If you're worried your glitzy new phone won't fit in your pocket, you're not alone. Pants-makers are carefully watching what size and style pockets consumers are going to need.
Take the 5.5-inch iPhone 6 Plus, which ships out on Friday. It's huge, towering over the 4-inch iPhone 5S. Both men and women are worried they'll need tremendous pants pockets to accommodate the mammoth phone, or be forced to lug around the device in their hands or purse all day. The folks at WonderHowTo even made a printable PDF to help you determine what size iPhone will fit in your hand or pocket.
"No, I won't be carrying that giant device in my pocket," wrote Mashable's Lance Olanoff. "It didn't fit well in pockets," Re/code's Lauren Goode complained. "It fits in my pants pockets, but some people who favor tighter jeans may have more difficulty," explained The Wall Street Journal's Geoffrey Fowler.
Sellers of men's and women's pants are waiting to see how big the phone manufacturers will go. Then, they'll adjust pocket sizes.

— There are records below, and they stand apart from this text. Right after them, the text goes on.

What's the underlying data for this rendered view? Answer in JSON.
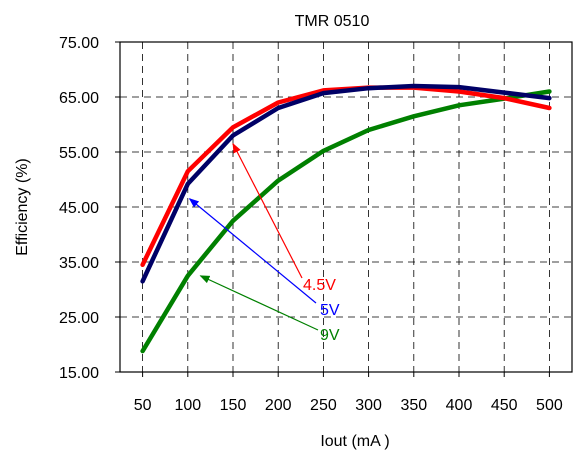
{
  "chart_data": {
    "type": "line",
    "title": "TMR 0510",
    "xlabel": "Iout (mA )",
    "ylabel": "Efficiency (%)",
    "x": [
      50,
      100,
      150,
      200,
      250,
      300,
      350,
      400,
      450,
      500
    ],
    "x_tick_labels": [
      "50",
      "100",
      "150",
      "200",
      "250",
      "300",
      "350",
      "400",
      "450",
      "500"
    ],
    "y_ticks": [
      15,
      25,
      35,
      45,
      55,
      65,
      75
    ],
    "y_tick_labels": [
      "15.00",
      "25.00",
      "35.00",
      "45.00",
      "55.00",
      "65.00",
      "75.00"
    ],
    "xlim": [
      25,
      525
    ],
    "ylim": [
      15,
      75
    ],
    "grid": true,
    "grid_style": "dashed",
    "series": [
      {
        "name": "4.5V",
        "color": "#ff0000",
        "values": [
          34.5,
          51.5,
          59.5,
          64.0,
          66.2,
          66.7,
          66.7,
          66.0,
          64.8,
          63.0
        ]
      },
      {
        "name": "5V",
        "color": "#000066",
        "values": [
          31.5,
          49.2,
          58.0,
          63.0,
          65.7,
          66.6,
          67.0,
          66.8,
          65.8,
          64.8
        ]
      },
      {
        "name": "9V",
        "color": "#008000",
        "values": [
          18.8,
          32.5,
          42.5,
          49.8,
          55.2,
          59.0,
          61.5,
          63.5,
          64.7,
          66.0
        ]
      }
    ],
    "annotations": [
      {
        "text": "4.5V",
        "color": "#ff0000",
        "points_to_x": 150,
        "points_to_y": 56.5
      },
      {
        "text": "5V",
        "color": "#0000ff",
        "points_to_x": 102,
        "points_to_y": 46.5
      },
      {
        "text": "9V",
        "color": "#008000",
        "points_to_x": 114,
        "points_to_y": 32.5
      }
    ]
  }
}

Bonobos, an online menswear brand famous for washed chinos, said it doesn't gear its design toward specific technologies, but is always conscious of changing device sizes. Brad Andrews, vice president of merchandising at Bonobos, told The Huffington Post that the company would consider changes to pocket sizes, as long as the garment remains stylish.
"Currently, we consider pocket size in the sense of basic functionality," said Andrews. "As device sizes change, we'll definitely address it while always staying conscious of function, use and details."
Whitney Neary, a merchandiser at denim brand Lee, which largely sells to women, told HuffPost that market research has shown that women value pocket utility.
"It's something that we're always looking at," Neary said of pocket sizes and styles. "I can see as technology progresses we will also have to evolve our aesthetic to make it more functional for her."
Then there's the matter of cargo pockets, those flappy patch pockets that fashion types love to hate. If people carry around gargantuan phones, it would only be practical to switch to pants that have more pocket space. Even now, cargo pockets remain a "small microtrend," said Neary. Next spring, Lee is releasing some seasonal wear that features six-by-six-inch cargo pockets, including capris and shorts.
"As we haul everything around with us all day and you need to be hands-free, you're going to need more places to store it," said Neary. "So it's a possibility."
In 2013, a design executive for Dockers told Fox News that a 5.5-inch phone was too chunky for a regular pair of khakis, so his team was adjusting its pockets accordingly.
But now there are even larger phones in the marketplace. Samsung's Galaxy Note 3, which started a trend of hybrid phone-tablet devices dubbed "phablets," has a 5.7-inch display. Nokia's enormous Lumia 1520 boasts a 6-inch screen. So does LG's G Flex phone.
And big screens aren't going anywhere. According to a 2014 report from research firm Kantar, screen size is paramount to consumers. They value it even more than the quality of the materials the phones are made from.